Suku Bunga Bank Vs. Reverse Repo Rate

Suku bunga bank adalah suku bunga yang harus dibayar oleh bank komersial besar untuk pinjaman dan uang muka ke bank sentral, seperti Bank Sentral AS. Tingkat reverse repo adalah tingkat di mana bank sentral meminjam uang dari bank komersial. Masing-masing suku bunga ini dapat berfluktuasi seiring dengan perubahan kondisi ekonomi, dan setiap suku bunga berpengaruh pada suku bunga yang dibayarkan oleh usaha kecil atas pinjaman, obligasi, dan instrumen kredit mereka.

Properti Suku Bunga Bank

Federal Reserve Bank menetapkan suku bunga bank, juga disebut tingkat diskonto. Bank mengajukan pinjaman melalui "jendela diskon" Fed. Bank dapat mengajukan salah satu dari tiga jenis kredit di jendela diskon: kredit utama, kredit sekunder dan kredit musiman. Setiap jenis kredit berlaku untuk bank yang berbeda untuk tujuan yang berbeda, dan setiap jenis memiliki suku bunga banknya sendiri. The Fed menetapkan suku bunga ini dalam semalam dan menyesuaikannya sesuai dengan persyaratan arus kas bank.

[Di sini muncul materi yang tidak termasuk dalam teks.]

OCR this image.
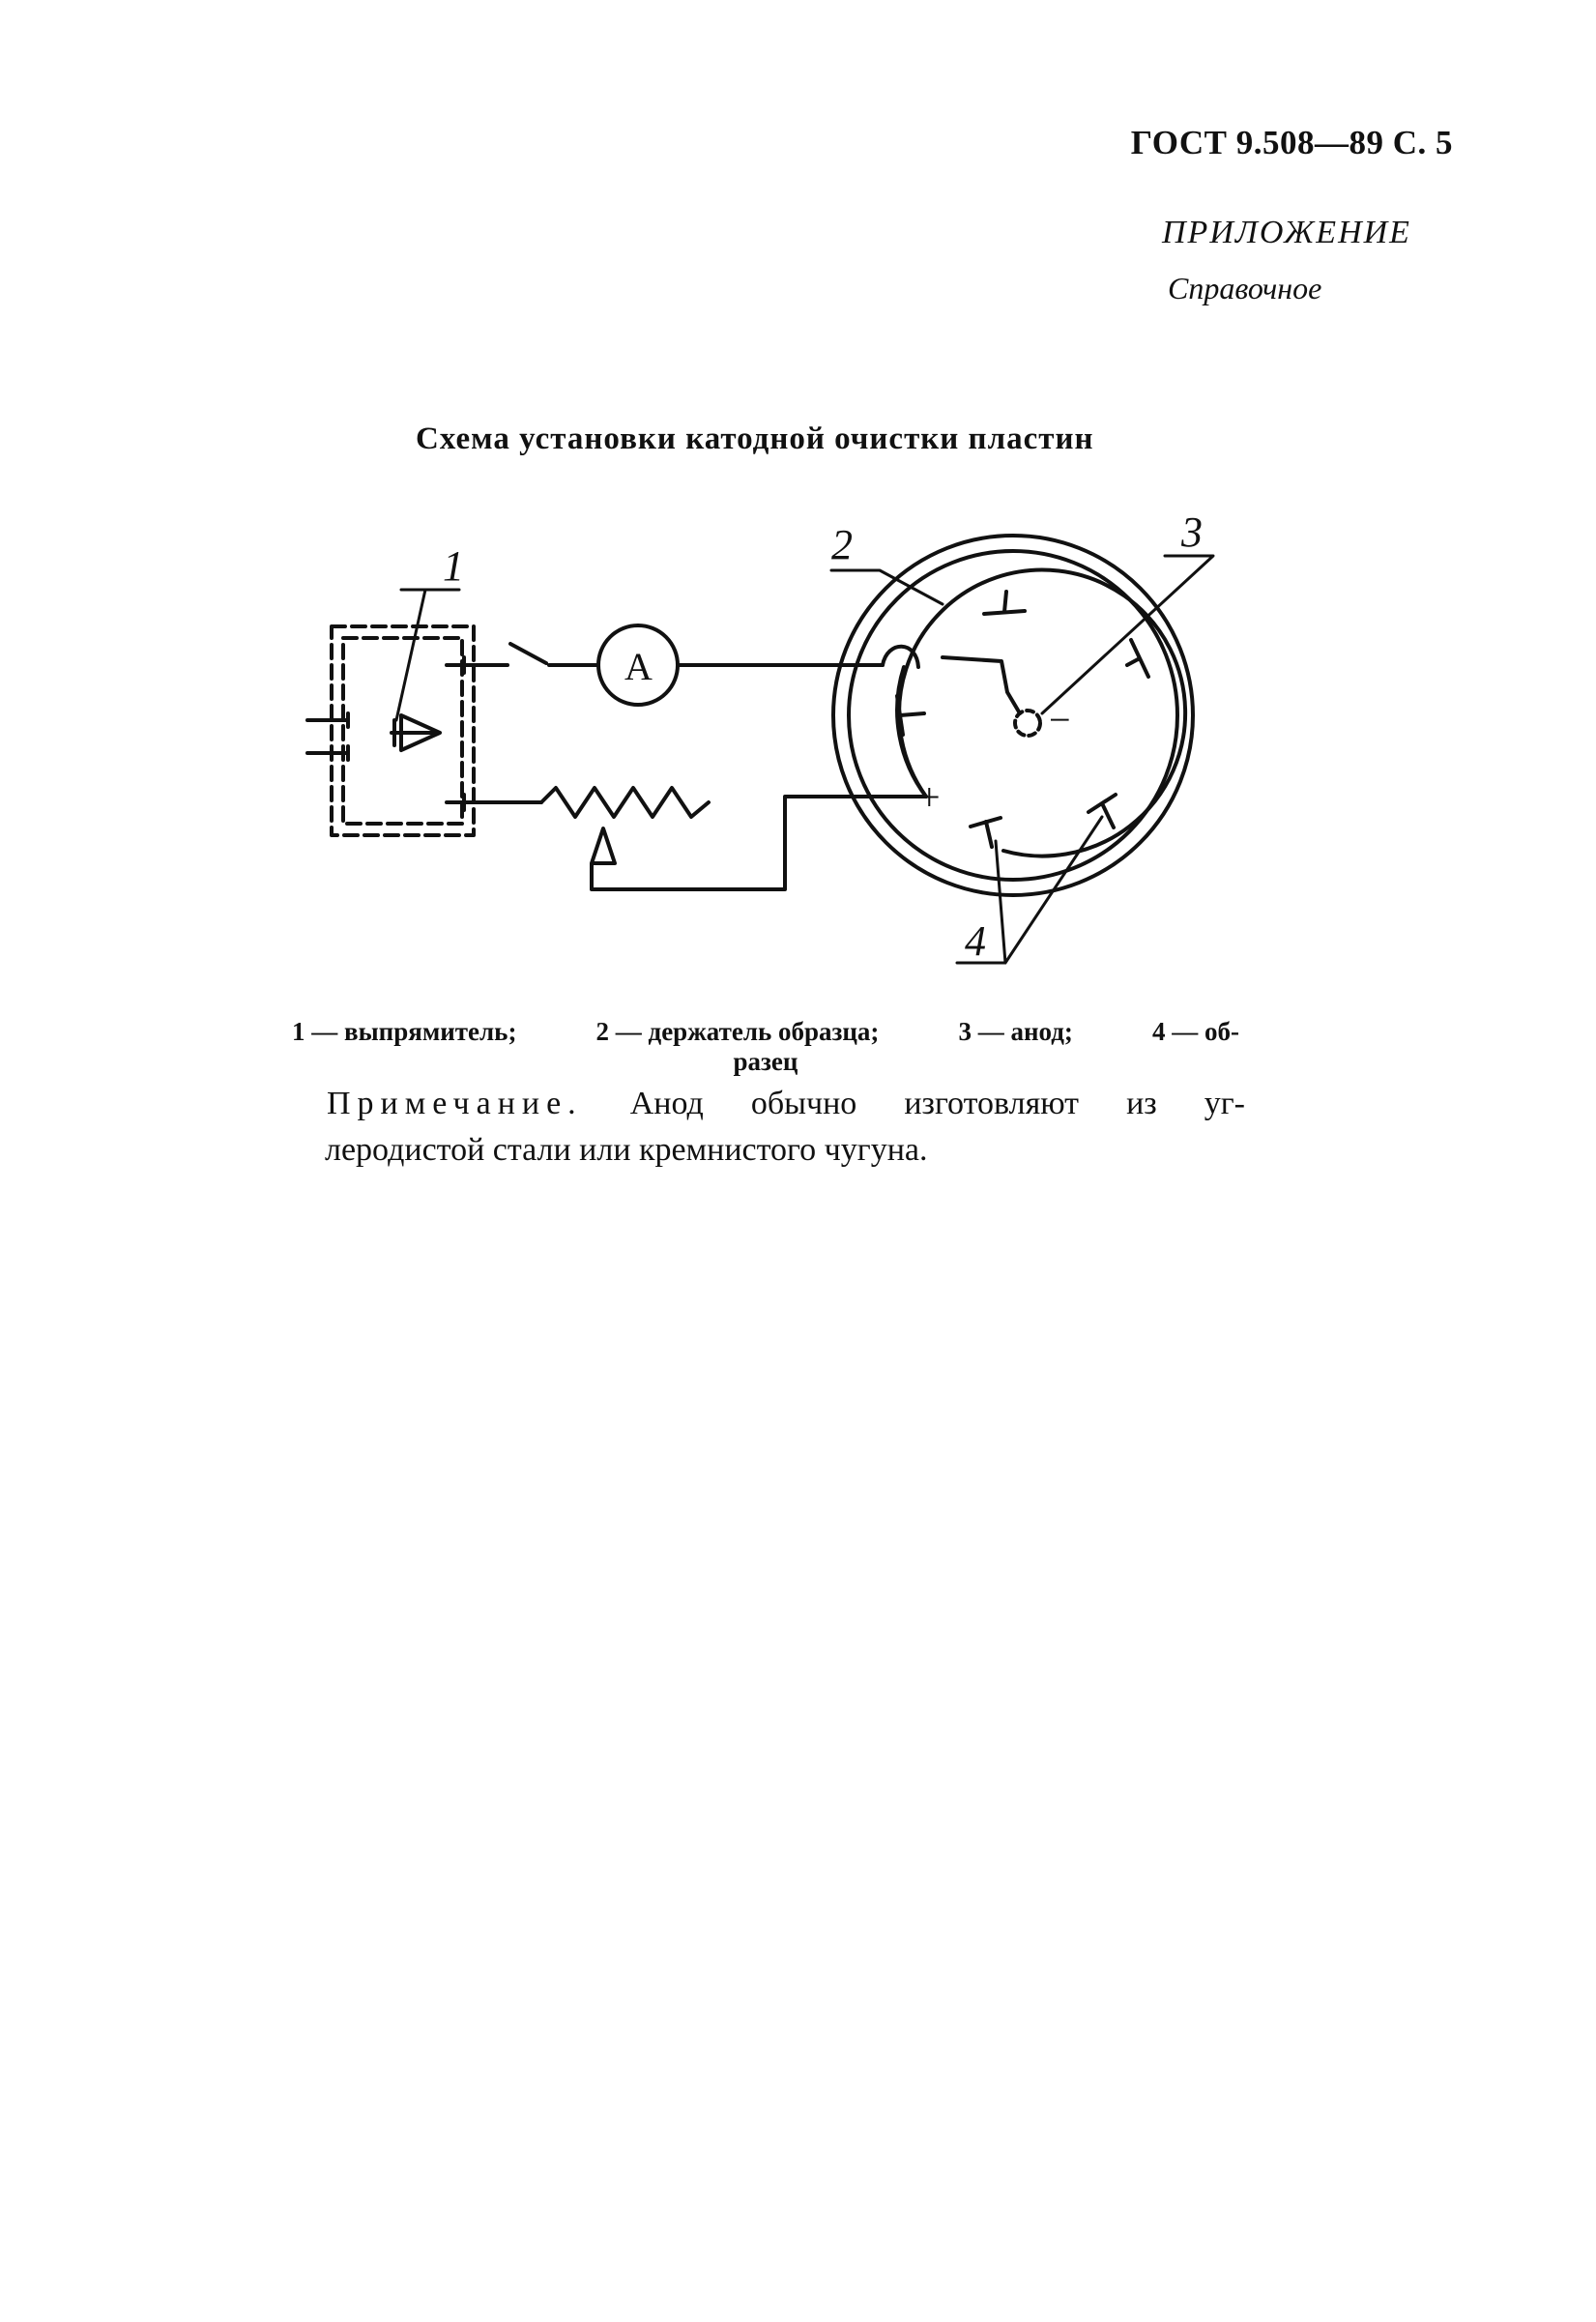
ГОСТ 9.508—89 С. 5
ПРИЛОЖЕНИЕ
Справочное
Схема установки катодной очистки пластин
1	2	3
4
A
+
−
1 — выпрямитель;	2 — держатель образца;	3 — анод;	4 — об-
разец
Примечание. Анод обычно изготовляют из уг-
леродистой стали или кремнистого чугуна.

Tarif Bank dan Bisnis Kecil

Untuk usaha kecil yang berencana mengambil pinjaman untuk menutupi pembelian peralatan utama, pengetahuan tentang suku bunga bank sangat penting dalam menentukan apakah perusahaan memenuhi syarat untuk mendapatkan pinjaman dan berapa banyak bunga yang akan dibayarkan perusahaan. Ketika suku bunga bank rendah, bank lebih bebas meminjam dari satu sama lain dan memberikan pinjaman lebih leluasa kepada klien. Ketika suku bunga bank naik, kredit diperketat, dan usaha kecil menghadapi lebih banyak kesulitan dalam mendapatkan pinjaman.

Properti Reverse Repo Rate

Reverse repo rate adalah suku bunga di mana bank sentral suatu negara meminjam dana dari bank komersial di negara tersebut. Bank sentral menggunakan reverse repo rate sebagai instrumen kebijakan moneter untuk mengendalikan fluktuasi jumlah uang beredar. Ketika tingkat repo terbalik naik, jumlah uang beredar mengencang. Kenaikan suku bunga mendorong bank komersial untuk menahan simpanan mereka di Fed daripada meminjam dari bank sentral dan meningkatkan jumlah uang beredar.

Reverse Repo Rates dan Small Business

Konsekuensi lain dari kenaikan reverse repo rate adalah pengetatan kredit untuk bisnis. Bank akan menghasilkan lebih banyak uang dalam pembayaran bunga ketika mereka memberikan pinjaman kepada The Fed pada tingkat reverse repo yang lebih tinggi daripada memberikan pinjaman kepada usaha kecil dengan suku bunga utama atau tingkat diskonto yang lebih rendah. Menurut Alan Schram, Managing Partner dari kemitraan investasi Wellcap Partners yang berbasis di Los Angeles, "krisis kredit" tahun 2008 terjadi terutama karena pengetatan pasokan uang oleh Fed setelah krisis hipotek.